Her work has been published in ESPN, The New York Times, Essence, Spin, Vibe, Marie Claire, The American Prospect, The Atlantic Blog, Bitch Magazine, Clutch Magazine, the Women's Review of Books, Slate's Double X, The Poynter Institute, The Root.com and the Guardian. She was a contributor to Jezebel.com. Her essay, "The Not Rape Epidemic" was published in the anthology Yes Means Yes: Visions of Female Sexual Power and a World Without Rape (Seal Press, 2008). She also contributed "The Feminist Existential Crisis (Dark Children Remix)" to the anthology Feminism for Real: Deconstructing the Academic Industrial Complex of Feminism (CCPA, 2011).

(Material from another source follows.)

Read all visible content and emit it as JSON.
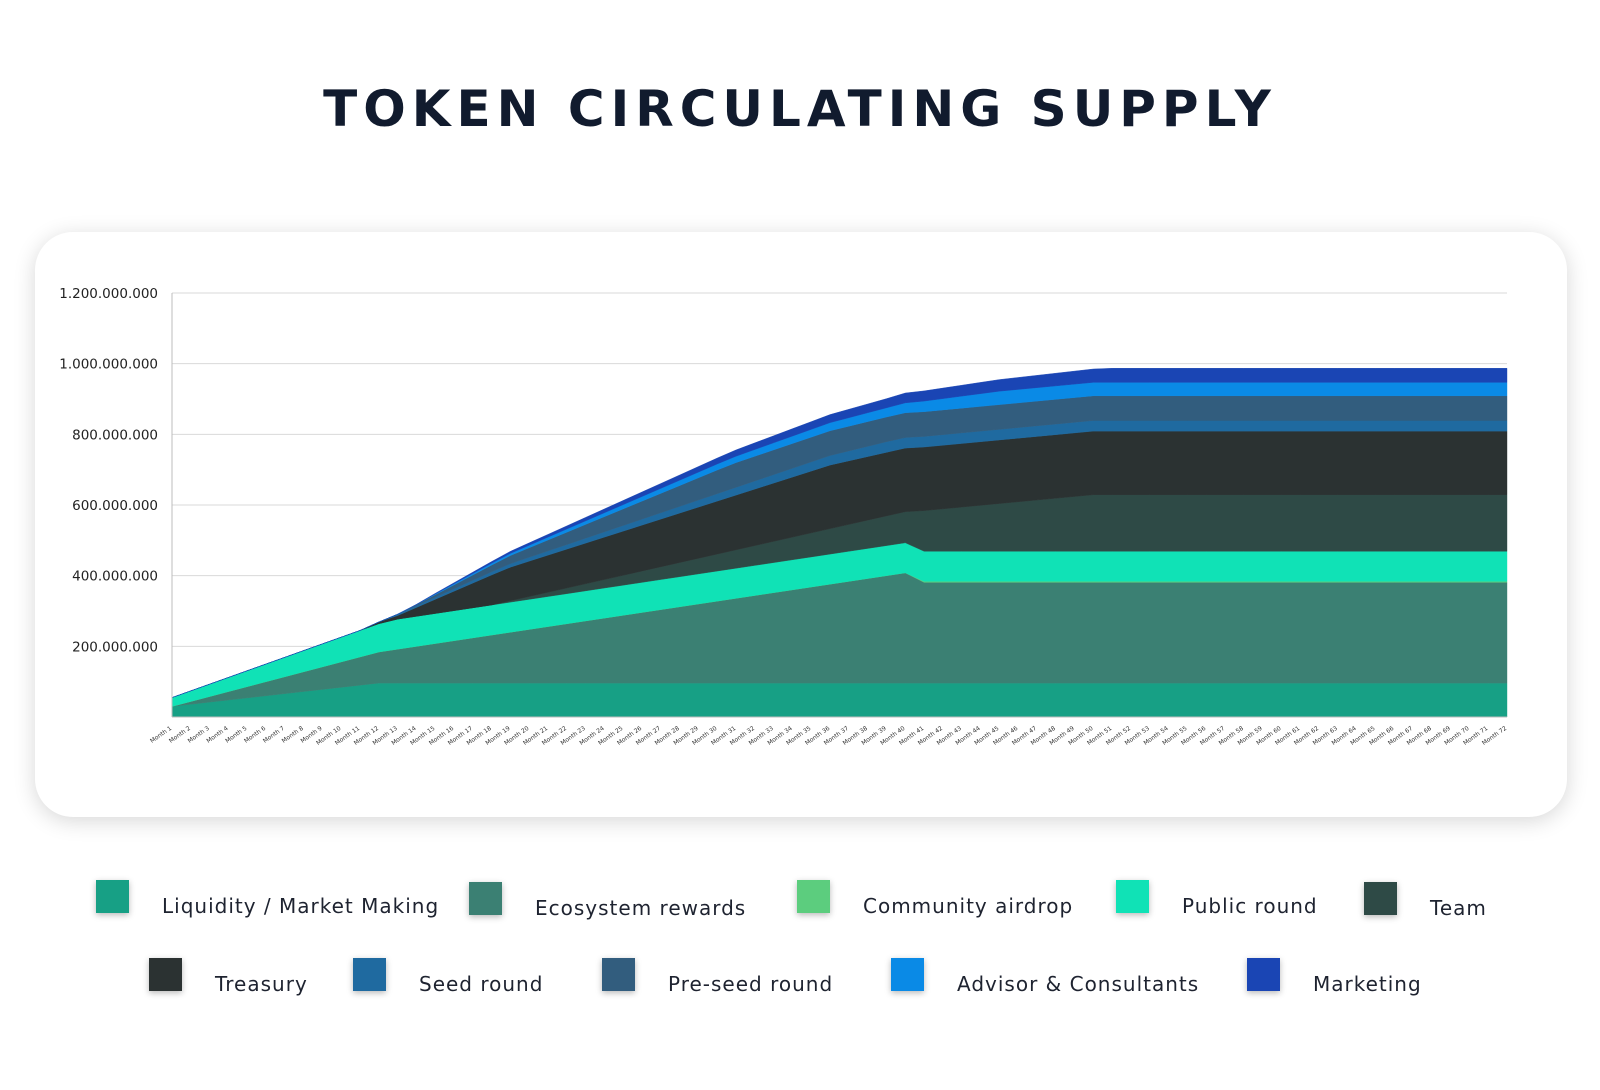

As a digital media consultant, Latoya Peterson has worked with brands like NPR, Wikipedia, and Weber-Shandwick to provide demographic analysis, ideas on improving user experience, and specialized outreach. She was also a guest host for WEAA’s Michael Eric Dyson Show and a contributor/substitute digital producer for Al-Jazeera International's version of The Stream.

She was also a Harvard Berkman Center Affiliate, a Poynter Institute Sensemaking Fellow, and one of the inaugural Public Media Corps fellows.